Também autora do estudo, Cecília Andreazzi, do mesmo laboratório do IOC, observa que a Mata Atlântica, onde vivem cerca de 75% dos brasileiros, também tem imensa biodiversidade. Não à toa já foram identificados no bioma vírus como o Sabiá, causador de febre hemorrágica letal. Porém, a Amazônia está em maior risco porque é hoje vítima da maior pressão, sob intenso ataque de desmatamento, garimpo, caça e outras agressões ambientais.

“A Amazônia passa por intensa transformação, com abertura de novas frentes de desmatamento, agravamento da caça e garimpo. Tudo isso impacta na emergência e dispersão de patógenos”, enfatiza Andreazzi.

Amazônia e o crônico mal das queimadas

A carne de caça é um meio crítico para o “transbordamento” de patógenos de animais e causadores de doenças em seres humanos. Os cientistas descobriram 63 mamíferos que interagem com 173 patógenos que podem causar, pelo menos, 76 diferentes doenças. Todos estão associados à caça no Brasil.

Análises computacionais indicaram que as espécies mais caçadas no Brasil, como paca, gambá, tatu e capivara, estão associadas a patógenos que potencialmente causariam danos graves à saúde pública.

Caçadores funcionam como elos entre microrganismos da floresta e os centros urbanos, mostram cientistas. Eles podem carregar patógenos de doenças que, se não fosse isso, continuariam longe do ser humano, sob a guarda da floresta.

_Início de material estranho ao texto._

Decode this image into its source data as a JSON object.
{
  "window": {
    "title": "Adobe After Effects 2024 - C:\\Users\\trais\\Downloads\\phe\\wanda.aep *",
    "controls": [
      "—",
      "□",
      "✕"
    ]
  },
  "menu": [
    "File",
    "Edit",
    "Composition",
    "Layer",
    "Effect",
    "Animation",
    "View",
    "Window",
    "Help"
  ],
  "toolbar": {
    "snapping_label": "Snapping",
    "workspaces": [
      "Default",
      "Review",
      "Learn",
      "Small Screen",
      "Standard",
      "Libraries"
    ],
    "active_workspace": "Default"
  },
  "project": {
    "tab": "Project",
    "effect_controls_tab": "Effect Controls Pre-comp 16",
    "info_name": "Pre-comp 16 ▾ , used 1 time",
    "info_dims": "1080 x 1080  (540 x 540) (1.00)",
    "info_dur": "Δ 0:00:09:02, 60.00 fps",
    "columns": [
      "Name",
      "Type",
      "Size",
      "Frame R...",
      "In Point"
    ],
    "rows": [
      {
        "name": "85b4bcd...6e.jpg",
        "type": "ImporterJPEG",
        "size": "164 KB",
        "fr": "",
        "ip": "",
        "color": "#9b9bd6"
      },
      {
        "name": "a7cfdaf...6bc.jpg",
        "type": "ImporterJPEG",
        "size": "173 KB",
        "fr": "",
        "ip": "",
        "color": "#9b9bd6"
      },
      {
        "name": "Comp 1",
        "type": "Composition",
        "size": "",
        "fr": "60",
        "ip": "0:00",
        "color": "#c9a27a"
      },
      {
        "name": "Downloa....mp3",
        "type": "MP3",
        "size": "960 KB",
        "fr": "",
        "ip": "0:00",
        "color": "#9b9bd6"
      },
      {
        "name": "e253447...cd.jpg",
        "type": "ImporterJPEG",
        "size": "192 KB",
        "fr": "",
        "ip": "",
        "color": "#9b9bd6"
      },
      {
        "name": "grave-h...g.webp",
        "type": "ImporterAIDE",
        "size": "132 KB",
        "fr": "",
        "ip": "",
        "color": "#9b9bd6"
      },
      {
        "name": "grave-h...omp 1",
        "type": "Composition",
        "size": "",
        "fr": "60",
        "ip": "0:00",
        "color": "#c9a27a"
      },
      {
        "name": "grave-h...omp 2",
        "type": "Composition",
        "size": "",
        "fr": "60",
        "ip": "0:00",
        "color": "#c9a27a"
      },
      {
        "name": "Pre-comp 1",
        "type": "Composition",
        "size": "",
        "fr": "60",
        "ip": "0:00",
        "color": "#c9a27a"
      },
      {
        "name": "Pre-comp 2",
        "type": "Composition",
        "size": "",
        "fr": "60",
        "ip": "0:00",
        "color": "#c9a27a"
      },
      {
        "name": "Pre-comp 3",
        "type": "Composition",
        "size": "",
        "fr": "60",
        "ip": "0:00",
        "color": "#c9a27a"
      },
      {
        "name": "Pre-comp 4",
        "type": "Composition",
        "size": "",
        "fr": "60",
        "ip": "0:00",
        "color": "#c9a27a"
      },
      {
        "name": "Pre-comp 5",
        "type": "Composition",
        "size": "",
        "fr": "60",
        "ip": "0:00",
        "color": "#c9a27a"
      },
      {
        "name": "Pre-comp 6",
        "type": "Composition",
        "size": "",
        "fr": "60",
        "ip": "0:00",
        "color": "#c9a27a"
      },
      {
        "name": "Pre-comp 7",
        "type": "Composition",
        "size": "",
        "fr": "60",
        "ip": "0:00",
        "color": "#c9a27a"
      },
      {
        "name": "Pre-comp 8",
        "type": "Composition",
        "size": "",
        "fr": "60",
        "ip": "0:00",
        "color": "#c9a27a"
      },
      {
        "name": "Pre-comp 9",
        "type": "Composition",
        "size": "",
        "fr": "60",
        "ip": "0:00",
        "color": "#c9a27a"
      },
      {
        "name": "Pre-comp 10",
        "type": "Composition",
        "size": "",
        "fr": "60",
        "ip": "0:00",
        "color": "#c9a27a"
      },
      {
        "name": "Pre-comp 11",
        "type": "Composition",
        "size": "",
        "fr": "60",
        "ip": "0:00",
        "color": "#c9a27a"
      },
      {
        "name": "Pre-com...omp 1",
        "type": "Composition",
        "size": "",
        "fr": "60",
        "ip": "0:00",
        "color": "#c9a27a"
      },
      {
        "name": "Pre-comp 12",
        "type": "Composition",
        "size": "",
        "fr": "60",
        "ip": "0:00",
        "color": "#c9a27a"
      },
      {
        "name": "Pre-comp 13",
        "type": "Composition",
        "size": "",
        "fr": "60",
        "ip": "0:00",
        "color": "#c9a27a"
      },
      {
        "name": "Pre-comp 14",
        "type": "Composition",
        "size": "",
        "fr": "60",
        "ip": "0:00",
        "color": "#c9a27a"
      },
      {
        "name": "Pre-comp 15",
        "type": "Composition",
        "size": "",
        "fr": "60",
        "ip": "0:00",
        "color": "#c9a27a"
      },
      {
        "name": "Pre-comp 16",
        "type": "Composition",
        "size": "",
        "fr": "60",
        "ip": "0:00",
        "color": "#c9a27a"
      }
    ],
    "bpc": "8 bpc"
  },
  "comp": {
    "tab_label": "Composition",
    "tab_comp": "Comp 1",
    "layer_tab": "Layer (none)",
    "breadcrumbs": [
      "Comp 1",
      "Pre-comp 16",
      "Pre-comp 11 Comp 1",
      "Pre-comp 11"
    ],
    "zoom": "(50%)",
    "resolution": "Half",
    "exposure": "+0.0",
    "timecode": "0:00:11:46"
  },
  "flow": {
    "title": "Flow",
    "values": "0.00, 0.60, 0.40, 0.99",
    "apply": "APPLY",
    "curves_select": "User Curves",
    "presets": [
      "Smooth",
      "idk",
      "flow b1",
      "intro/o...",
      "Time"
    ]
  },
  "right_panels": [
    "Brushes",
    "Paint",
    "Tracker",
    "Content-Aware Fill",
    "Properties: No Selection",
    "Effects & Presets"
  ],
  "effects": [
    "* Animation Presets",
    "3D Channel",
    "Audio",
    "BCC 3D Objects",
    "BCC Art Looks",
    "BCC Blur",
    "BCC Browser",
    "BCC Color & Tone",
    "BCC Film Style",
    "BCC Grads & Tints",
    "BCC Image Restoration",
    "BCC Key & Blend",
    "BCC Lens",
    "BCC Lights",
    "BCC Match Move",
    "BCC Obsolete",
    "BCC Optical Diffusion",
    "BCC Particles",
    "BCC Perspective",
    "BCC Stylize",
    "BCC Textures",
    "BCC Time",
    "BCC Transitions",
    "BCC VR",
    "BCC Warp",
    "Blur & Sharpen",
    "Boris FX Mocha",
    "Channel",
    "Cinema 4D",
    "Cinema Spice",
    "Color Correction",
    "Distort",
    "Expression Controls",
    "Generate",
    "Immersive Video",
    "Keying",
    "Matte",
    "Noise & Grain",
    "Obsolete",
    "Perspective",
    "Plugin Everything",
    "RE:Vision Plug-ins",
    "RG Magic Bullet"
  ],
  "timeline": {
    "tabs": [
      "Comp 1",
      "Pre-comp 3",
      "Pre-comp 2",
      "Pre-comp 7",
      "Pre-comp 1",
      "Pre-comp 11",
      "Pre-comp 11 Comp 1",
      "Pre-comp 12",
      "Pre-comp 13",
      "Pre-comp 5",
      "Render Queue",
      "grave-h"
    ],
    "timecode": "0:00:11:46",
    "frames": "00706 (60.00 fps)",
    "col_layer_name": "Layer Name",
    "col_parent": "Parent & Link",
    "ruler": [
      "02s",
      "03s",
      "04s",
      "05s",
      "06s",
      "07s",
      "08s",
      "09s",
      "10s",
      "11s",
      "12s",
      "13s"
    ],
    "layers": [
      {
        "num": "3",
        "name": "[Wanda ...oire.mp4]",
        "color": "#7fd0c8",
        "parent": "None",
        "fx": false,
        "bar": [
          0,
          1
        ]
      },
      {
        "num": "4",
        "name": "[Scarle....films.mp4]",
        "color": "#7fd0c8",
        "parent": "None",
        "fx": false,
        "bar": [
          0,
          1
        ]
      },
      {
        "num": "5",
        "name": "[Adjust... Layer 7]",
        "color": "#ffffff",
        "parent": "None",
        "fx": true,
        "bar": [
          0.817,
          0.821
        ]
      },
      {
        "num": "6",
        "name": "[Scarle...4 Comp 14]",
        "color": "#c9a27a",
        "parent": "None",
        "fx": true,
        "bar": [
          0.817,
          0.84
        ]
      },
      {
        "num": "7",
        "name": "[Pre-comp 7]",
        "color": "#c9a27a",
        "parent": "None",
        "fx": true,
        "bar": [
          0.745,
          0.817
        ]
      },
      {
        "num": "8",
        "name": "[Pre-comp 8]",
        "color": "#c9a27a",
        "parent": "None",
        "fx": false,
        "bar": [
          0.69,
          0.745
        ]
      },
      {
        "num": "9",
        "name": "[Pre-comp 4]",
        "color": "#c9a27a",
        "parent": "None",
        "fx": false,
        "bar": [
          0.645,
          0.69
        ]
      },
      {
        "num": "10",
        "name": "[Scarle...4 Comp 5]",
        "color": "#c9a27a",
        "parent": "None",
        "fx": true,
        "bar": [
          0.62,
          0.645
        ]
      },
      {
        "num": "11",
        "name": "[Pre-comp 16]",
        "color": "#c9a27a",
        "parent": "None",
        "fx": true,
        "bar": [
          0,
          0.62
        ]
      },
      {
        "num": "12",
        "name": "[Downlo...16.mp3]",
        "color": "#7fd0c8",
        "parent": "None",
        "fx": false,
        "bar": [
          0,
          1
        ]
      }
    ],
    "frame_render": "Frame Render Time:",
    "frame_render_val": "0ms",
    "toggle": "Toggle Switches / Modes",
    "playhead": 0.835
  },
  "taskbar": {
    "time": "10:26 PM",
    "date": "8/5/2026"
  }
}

As cientistas explicam que a infecção de caçadores ocorre de várias formas. Na floresta, o caçador é exposto a picadas de mosquitos, carrapatos e outros vetores. Também pode se infectar por meio de cortes e até pequenos arranhões. Outra forma de contágio é o preparo e o consumo da carne de caça. Os cães de caçadores também podem ser contaminados e levar patógenos para fora da mata.

“Encontramos 76 doenças conhecidas, mas a Amazônia é imensa e apenas uma pequena parcela de sua biodiversidade foi estudada e muitos casos de doença não são notificados”, frisa Winck

Andreazzi acrescenta que de encefalite sem diagnóstico fechado, por exemplo, ficam invisíveis ao sistema de notificação. O mesmo acontece com febre hemorrágicas.

“Não existe rastreamento para febres hemorrágicas ou ação conjunta entre órgãos ambientais e de saúde. Enquanto isso, o desmatamento e a caça libertam patógenos que sequer conhecemos”, destaca Andreazzi.

Além do IOC, participaram do estudo cientistas de outras unidades da Fiocruz, da Universidade Federal da Paraíba (UFPB), da Universidade Estadual do Ceará (UECE), da Faculdade Maurício de Nassau (Sergipe), da União Internacional para a Conservação da Natureza e das universidades portuguesas de Coimbra e de Aveiro.